Il déballe ça d’un air tellement impassible que je ne sais pas quoi penser. Je n’arrive pas à voir s’il plaisante, et mamie non plus, visiblement, car elle le saisit par la manche et aboie :

— Ne te moque pas de moi !

— Dis-moi juste que tu n’es pas celle qui a causé la disparition de tous ces gamins ! lance-t-il en croisant les bras sur sa poitrine.

— Tu sais très bien que ce n’est pas moi ! crache-t-elle. J’étais avec toi quand on a reçu l’appel pour le bus de Sumner.

Ça saute aux yeux qu’elle est à deux doigts de le traiter d’idiot, mais elle se contient. Keith paraît soudain songeur. L’« accident » était vraiment une attaque de lutins sur un bus plein d’élèves du Lycée de Sumner. Ça a été un bain de sang.

— Tu as raison, dit-il enfin. Mais je pense tout de même que tu es ce tigre.

— Tu es malade, rétorque Betty en ajustant sa couverture. Zara, dis-lui qu’il est malade.

— Vous êtes malade, je répète d’une voix plate et monocorde qui, je l’espère, montre que je ne prends aucun parti.

— Je ne crois pas, non.

Il tend une autre couverture à Betty.

— Tu étais dehors, en plein froid, nue comme un ver. Ta température interne est stable, alors que tu devrais être en hypothermie. Tes pieds devraient être bleus. Ça fait des jours que tu as disparu. Tu devrais avoir des engelures. Et pourtant, tu frissonnes seulement, et juste un petit peu. Ce n’est pas un comportement humain normal.

— Et, donc, tu penses que je suis un tigre.

— Non, je sais que tu es un tigre.

— Et comment le sais-tu, Monsieur-je-délire ? demande Betty.

Il ouvre la portière et désigne un poteau téléphonique.

— Il y a une caméra, là-haut, Betty. Josie surveille régulièrement. On t’a vue te transformer.

— Eh  merde !, lâche Betty, visiblement contrariée, ce qui est assez étonnant de sa part.

Mais ce qui est également étonnant, c’est le calme et l’ouverture d’esprit de Keith, qui vient tout de même d’apprendre que sa collègue est un être humain qui se métamorphose en imposant félin. Franchement, chapeau. Il ne cille même pas.

— Ce n’est pas grave, mamie, je tente de la rassurer en lui caressant le genou. Ce ne sont que Josie et Keith. Tes amis. Ils ne diront à personne qu’ils t’ont vue.

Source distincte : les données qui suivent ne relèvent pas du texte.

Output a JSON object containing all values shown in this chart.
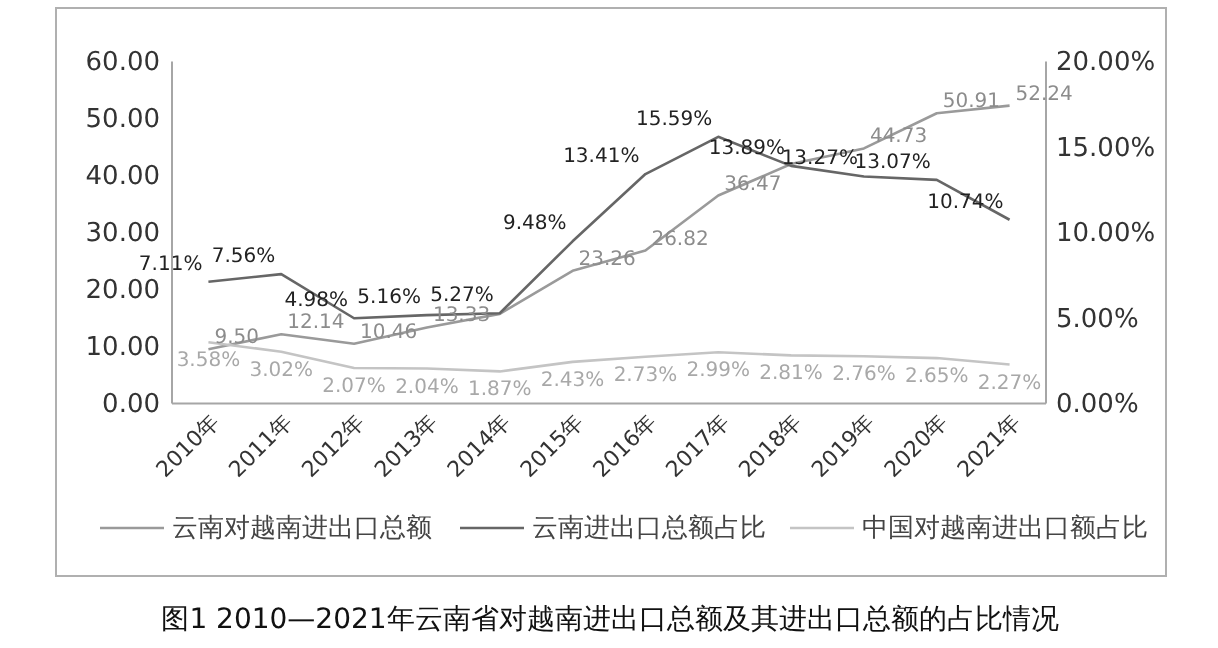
{
  "chart_data": {
    "type": "line",
    "title": "图1  2010—2021年云南省对越南进出口总额及其进出口总额的占比情况",
    "categories": [
      "2010年",
      "2011年",
      "2012年",
      "2013年",
      "2014年",
      "2015年",
      "2016年",
      "2017年",
      "2018年",
      "2019年",
      "2020年",
      "2021年"
    ],
    "ylim": [
      0,
      60
    ],
    "yticks": [
      {
        "value": 0,
        "label": "0.00"
      },
      {
        "value": 10,
        "label": "10.00"
      },
      {
        "value": 20,
        "label": "20.00"
      },
      {
        "value": 30,
        "label": "30.00"
      },
      {
        "value": 40,
        "label": "40.00"
      },
      {
        "value": 50,
        "label": "50.00"
      },
      {
        "value": 60,
        "label": "60.00"
      }
    ],
    "y2lim": [
      0,
      20
    ],
    "y2ticks": [
      {
        "value": 0,
        "label": "0.00%"
      },
      {
        "value": 5,
        "label": "5.00%"
      },
      {
        "value": 10,
        "label": "10.00%"
      },
      {
        "value": 15,
        "label": "15.00%"
      },
      {
        "value": 20,
        "label": "20.00%"
      }
    ],
    "legend": "bottom",
    "grid": false,
    "series": [
      {
        "name": "云南对越南进出口总额",
        "color": "#9a9a9a",
        "values": [
          9.5,
          12.14,
          10.46,
          13.33,
          15.7,
          23.26,
          26.82,
          36.47,
          42.0,
          44.73,
          50.91,
          52.24
        ],
        "value_labels": [
          "9.50",
          "12.14",
          "10.46",
          "13.33",
          null,
          "23.26",
          "26.82",
          "36.47",
          null,
          "44.73",
          "50.91",
          "52.24"
        ]
      },
      {
        "name": "云南进出口总额占比",
        "color": "#666666",
        "axis": "y2",
        "values": [
          7.11,
          7.56,
          4.98,
          5.16,
          5.27,
          9.48,
          13.41,
          15.59,
          13.89,
          13.27,
          13.07,
          10.74
        ],
        "value_labels": [
          "7.11%",
          "7.56%",
          "4.98%",
          "5.16%",
          "5.27%",
          "9.48%",
          "13.41%",
          "15.59%",
          "13.89%",
          "13.27%",
          "13.07%",
          "10.74%"
        ]
      },
      {
        "name": "中国对越南进出口额占比",
        "color": "#c4c4c4",
        "axis": "y2",
        "values": [
          3.58,
          3.02,
          2.07,
          2.04,
          1.87,
          2.43,
          2.73,
          2.99,
          2.81,
          2.76,
          2.65,
          2.27
        ],
        "value_labels": [
          "3.58%",
          "3.02%",
          "2.07%",
          "2.04%",
          "1.87%",
          "2.43%",
          "2.73%",
          "2.99%",
          "2.81%",
          "2.76%",
          "2.65%",
          "2.27%"
        ]
      }
    ]
  }
}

Je gratifie Keith d’un regard glacial dans l’espoir qu’il saisisse qu’au moindre signe de panique qui le pousserait à la dénoncer, je le tuerais.

— Je le sais bien, Zara. Ce n’est pas ça qui m’embête, dit-elle en cachant son visage entre ses mains.

— Alors, qu’est-ce que c’est ? demande Keith.

— Que vous m’ayez vue toute nue.

Keith étouffe un juron et ferme la portière en secouant la tête comme pour faire comprendre qu’elle est siphonnée. C’est peut-être le cas. Peut-être le sommes-nous tous, mais impossible pour Keith et moi de retenir notre rire plus longtemps.

Betty prend une longue douche, et je commande des pizzas que nous gobons en deux bouchées. C’est tellement bon de l’avoir de nouveau parmi nous, même si ses yeux sont voilés et qu’elle paraît plus vieille et plus fragile.

— Pourquoi est-ce que tu n’es pas revenue, mamie ? je murmure.

Nous sommes assises sur le divan, une boîte de pizza vide devant nous.

Des larmes poignent au coin de ses yeux. Après quelques instants, elle finit par se tourner vers moi.

— Je pensais que je serais plus utile en tuant qu’en passant le plus clair de mon temps dans une ambulance. Je ne sais pas. C’est juste que… quand elle est morte… Tu n’imagines pas à quel point j’ai eu du mal à ne pas garder ma forme animale. Je voulais demeurer sauvage et tuer sans avoir à réfléchir. Et c’est toujours le cas.

Je ferme la boîte de pizza en soupirant.

— Ça doit être agréable de ne pas avoir à réfléchir.

— Oui, mais c’est pour les trouillards, dit-elle après une courte pause. J’étais une trouillarde.

— Tu souffrais.

— Dans ces moments-là, on est censé se battre, et non se laisser aller ! lance-t-elle avec une pointe de mépris dans la voix.

— C’était peut-être ta façon de te battre. Ce n’était ni la bonne ni la mauvaise, mais juste la façon de Betty White.

Nous avons eu notre lot d’émotions pour la soirée. Nick et moi sommes censés patrouiller ensemble ce soir encore, mais, comme il n’est toujours pas rentré à dix-huit heures, je déblaye l’allée et les marches pour la huit millième fois et m’apprête à partir seule. Mais, soudain, tout se passe très vite. Ça commence par cette horrible odeur de pourriture et de mort, et ça se poursuit avec un coup sur ma tête et ma chute dans la neige.